Years ago, automatic teller machines (ATM) were typically only available at your bank. Today you see ATM at every turn. This is partially due to the profit success that can be seen for the ATM owner, however it is also a win-win for the merchant-consumer relationship. For the consumer, an ATM provides the access to cash straight from their personal bank account when they need it. No extra trips to an out of the way bank. If the merchant at the ATM location site is a retail store, it provides their consumer with cash flow for purchases. Lastly, the owner of the machine has a stream of passive income due to the small convenience fees that accrue on each transaction.
Where Does an ATM Processor Fit in?
Obviously, if the ATM that you use is owned by the bank it is directly linked to the money in your bank account. If the ATM is owned by a private third-party, the ATM processor provides the necessary link between the customer and the money in their bank account. To better understand all of this, let us first look at how an ATM works.

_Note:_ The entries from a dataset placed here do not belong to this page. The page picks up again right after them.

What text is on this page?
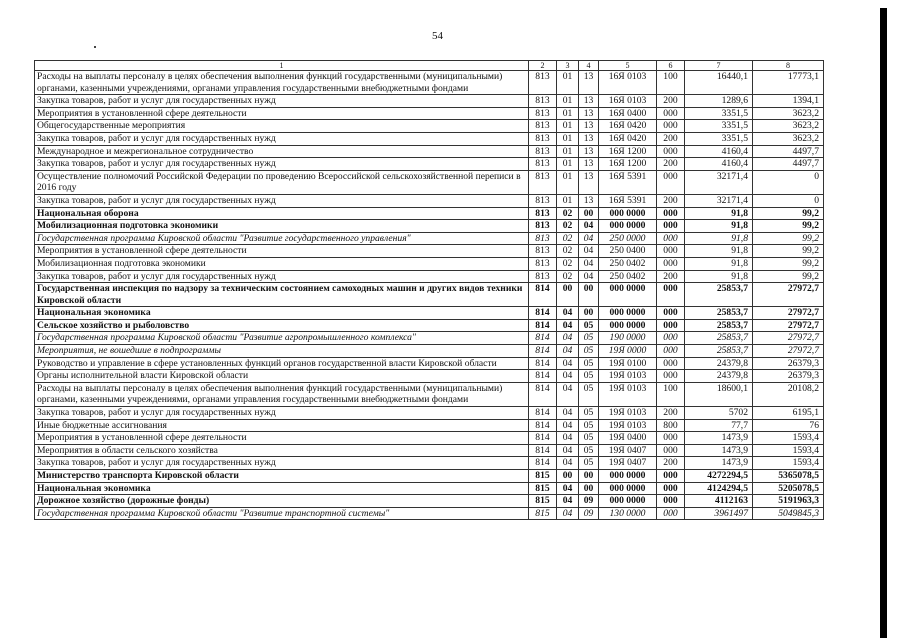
54
1	2	3	4	5	6	7	8
Расходы на выплаты персоналу в целях обеспечения выполнения функций государственными (муниципальными) органами, казенными учреждениями, органами управления государственными внебюджетными фондами	813	01	13	16Я 0103	100	16440,1	17773,1
Закупка товаров, работ и услуг для государственных нужд	813	01	13	16Я 0103	200	1289,6	1394,1
Мероприятия в установленной сфере деятельности	813	01	13	16Я 0400	000	3351,5	3623,2
Общегосударственные мероприятия	813	01	13	16Я 0420	000	3351,5	3623,2
Закупка товаров, работ и услуг для государственных нужд	813	01	13	16Я 0420	200	3351,5	3623,2
Международное и межрегиональное сотрудничество	813	01	13	16Я 1200	000	4160,4	4497,7
Закупка товаров, работ и услуг для государственных нужд	813	01	13	16Я 1200	200	4160,4	4497,7
Осуществление полномочий Российской Федерации по проведению Всероссийской сельскохозяйственной переписи в 2016 году	813	01	13	16Я 5391	000	32171,4	0
Закупка товаров, работ и услуг для государственных нужд	813	01	13	16Я 5391	200	32171,4	0
Национальная оборона	813	02	00	000 0000	000	91,8	99,2
Мобилизационная подготовка экономики	813	02	04	000 0000	000	91,8	99,2
Государственная программа Кировской области "Развитие государственного управления"	813	02	04	250 0000	000	91,8	99,2
Мероприятия в установленной сфере деятельности	813	02	04	250 0400	000	91,8	99,2
Мобилизационная подготовка экономики	813	02	04	250 0402	000	91,8	99,2
Закупка товаров, работ и услуг для государственных нужд	813	02	04	250 0402	200	91,8	99,2
Государственная инспекция по надзору за техническим состоянием самоходных машин и других видов техники Кировской области	814	00	00	000 0000	000	25853,7	27972,7
Национальная экономика	814	04	00	000 0000	000	25853,7	27972,7
Сельское хозяйство и рыболовство	814	04	05	000 0000	000	25853,7	27972,7
Государственная программа Кировской области "Развитие агропромышленного комплекса"	814	04	05	190 0000	000	25853,7	27972,7
Мероприятия, не вошедшие в подпрограммы	814	04	05	19Я 0000	000	25853,7	27972,7
Руководство и управление в сфере установленных функций органов государственной власти Кировской области	814	04	05	19Я 0100	000	24379,8	26379,3
Органы исполнительной власти Кировской области	814	04	05	19Я 0103	000	24379,8	26379,3
Расходы на выплаты персоналу в целях обеспечения выполнения функций государственными (муниципальными) органами, казенными учреждениями, органами управления государственными внебюджетными фондами	814	04	05	19Я 0103	100	18600,1	20108,2
Закупка товаров, работ и услуг для государственных нужд	814	04	05	19Я 0103	200	5702	6195,1
Иные бюджетные ассигнования	814	04	05	19Я 0103	800	77,7	76
Мероприятия в установленной сфере деятельности	814	04	05	19Я 0400	000	1473,9	1593,4
Мероприятия в области сельского хозяйства	814	04	05	19Я 0407	000	1473,9	1593,4
Закупка товаров, работ и услуг для государственных нужд	814	04	05	19Я 0407	200	1473,9	1593,4
Министерство транспорта Кировской области	815	00	00	000 0000	000	4272294,5	5365078,5
Национальная экономика	815	04	00	000 0000	000	4124294,5	5205078,5
Дорожное хозяйство (дорожные фонды)	815	04	09	000 0000	000	4112163	5191963,3
Государственная программа Кировской области "Развитие транспортной системы"	815	04	09	130 0000	000	3961497	5049845,3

ATM processors also provide an important service for banks. By providing cash to the cardholder without the need of a human teller, the bank saves an untold amount of manpower time and money. If the ATM is owned by the banking institution, there is a direct link between the cardholder and the money in their account. If the ATM is owned by a third-party, the ATM processor provides this link between customer and cash. The simple transaction the customer sees is actually a complicated network of data exchange between the machine and the customers bank account through a host processor. Then the ATM processor exchanges information between the customer’s bank and the machine itself. Think of it like a cell phone vs service provider for cell service. You can use the same phone but choose a different provider. You can also change the ATM Processor to ATM Transaction Processor on the title.

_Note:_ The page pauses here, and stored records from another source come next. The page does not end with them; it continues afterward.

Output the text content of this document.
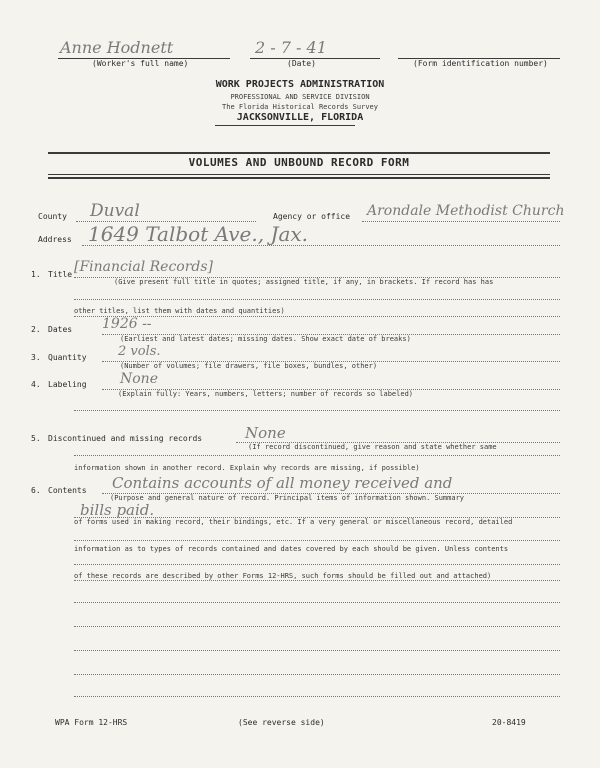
Anne Hodnett	2 - 7 - 41
(Worker's full name)	(Date)	(Form identification number)
WORK PROJECTS ADMINISTRATION
PROFESSIONAL AND SERVICE DIVISION
The Florida Historical Records Survey
JACKSONVILLE, FLORIDA
VOLUMES AND UNBOUND RECORD FORM
County Duval	Agency or office Arondale Methodist Church
Address 1649 Talbot Ave., Jax.
1. Title [Financial Records]
(Give present full title in quotes; assigned title, if any, in brackets. If record has has
other titles, list them with dates and quantities)
2. Dates 1926 --
(Earliest and latest dates; missing dates. Show exact date of breaks)
3. Quantity 2 vols.
(Number of volumes; file drawers, file boxes, bundles, other)
4. Labeling None
(Explain fully: Years, numbers, letters; number of records so labeled)
5. Discontinued and missing records	None
(If record discontinued, give reason and state whether same
information shown in another record. Explain why records are missing, if possible)
6. Contents Contains accounts of all money received and
(Purpose and general nature of record. Principal items of information shown. Summary
bills paid.
of forms used in making record, their bindings, etc. If a very general or miscellaneous record, detailed
information as to types of records contained and dates covered by each should be given. Unless contents
of these records are described by other Forms 12-HRS, such forms should be filled out and attached)
WPA Form 12-HRS	(See reverse side)	20-8419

How the ATM Processor Works
The first thing that happens behind the scenes is the ATM must access the customer’s bank account. When the customer enters the card and enters their personal identification number (PIN), this information is forwarded to the ATM processor. Then, the processor sends a transaction request to the issuer of the card.
The processor confirms that the funds are available for withdraw and the ATM processor creates an electronic funds transfer (EFT) from the customer’s bank and processor’s account. Once the funds are officially transferred, the ATM processor issues an approval code to the machine. This provides the authorization necessary to dispense the requested cash amount.

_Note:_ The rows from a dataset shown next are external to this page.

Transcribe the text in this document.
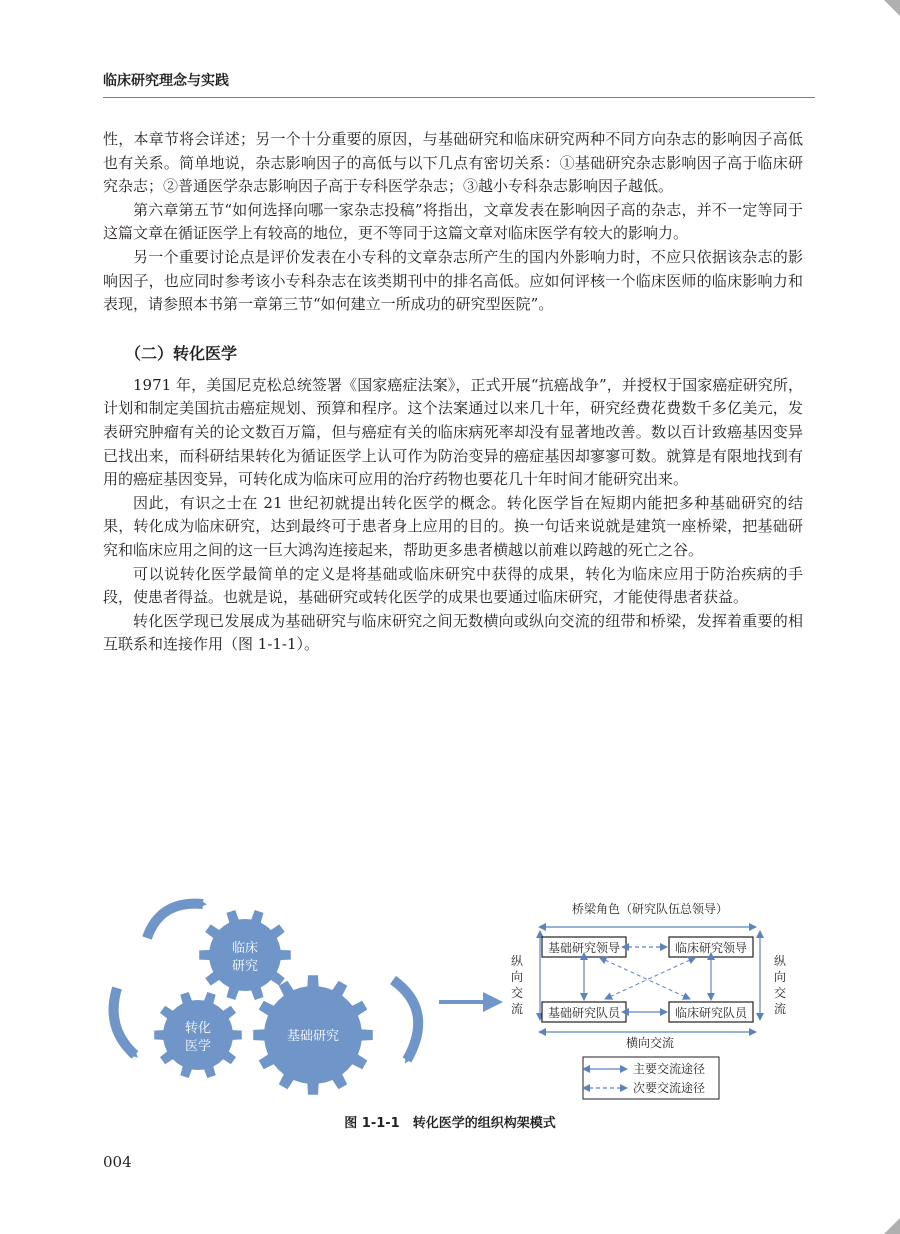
临床研究理念与实践

性，本章节将会详述；另一个十分重要的原因，与基础研究和临床研究两种不同方向杂志的影响因子高低也有关系。简单地说，杂志影响因子的高低与以下几点有密切关系：①基础研究杂志影响因子高于临床研究杂志；②普通医学杂志影响因子高于专科医学杂志；③越小专科杂志影响因子越低。

第六章第五节“如何选择向哪一家杂志投稿”将指出，文章发表在影响因子高的杂志，并不一定等同于这篇文章在循证医学上有较高的地位，更不等同于这篇文章对临床医学有较大的影响力。

另一个重要讨论点是评价发表在小专科的文章杂志所产生的国内外影响力时，不应只依据该杂志的影响因子，也应同时参考该小专科杂志在该类期刊中的排名高低。应如何评核一个临床医师的临床影响力和表现，请参照本书第一章第三节“如何建立一所成功的研究型医院”。

（二）转化医学

1971 年，美国尼克松总统签署《国家癌症法案》，正式开展“抗癌战争”，并授权于国家癌症研究所，计划和制定美国抗击癌症规划、预算和程序。这个法案通过以来几十年，研究经费花费数千多亿美元，发表研究肿瘤有关的论文数百万篇，但与癌症有关的临床病死率却没有显著地改善。数以百计致癌基因变异已找出来，而科研结果转化为循证医学上认可作为防治变异的癌症基因却寥寥可数。就算是有限地找到有用的癌症基因变异，可转化成为临床可应用的治疗药物也要花几十年时间才能研究出来。

因此，有识之士在 21 世纪初就提出转化医学的概念。转化医学旨在短期内能把多种基础研究的结果，转化成为临床研究，达到最终可于患者身上应用的目的。换一句话来说就是建筑一座桥梁，把基础研究和临床应用之间的这一巨大鸿沟连接起来，帮助更多患者横越以前难以跨越的死亡之谷。

可以说转化医学最简单的定义是将基础或临床研究中获得的成果，转化为临床应用于防治疾病的手段，使患者得益。也就是说，基础研究或转化医学的成果也要通过临床研究，才能使得患者获益。

转化医学现已发展成为基础研究与临床研究之间无数横向或纵向交流的纽带和桥梁，发挥着重要的相互联系和连接作用（图 1-1-1）。

临床
研究
转化
医学
基础研究
桥梁角色（研究队伍总领导）
纵
向
交
流
纵
向
交
流
基础研究领导	临床研究领导
基础研究队员	临床研究队员
横向交流
主要交流途径
次要交流途径
图 1-1-1　转化医学的组织构架模式
004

The customer walks away happy but the ATM processor is still hard at work. Sometime before the end of the next business day, the ATM processor will transfer the funds from the customer’s bank account into the account ATM owner’s account. This reimburses the owner of the machine for the cash that was dispensed.
How Does the ATM Processor Make Money?
Independent ATM processors make money by charging a small transaction fee. This fee is known as an interchange fee. Many banks and institutions are fine with paying this small fee. The convenience and automation save the bank money by not paying a teller for the transaction. Often times the interchange fee is passed on to the ATM owner. This is the reason some ATM transactions list two service fees. The ATM owner will pass along the interchange fee in addition to the convenience fee if they are responsible for paying the ATM processor.
As an ATM owner, it is important for merchants to look for processors that don’t charge late fees. Free ATM processing not only guarantees zero processing fees, they also tend to provide the most reliable machines, the most secure network and a higher level of customer service.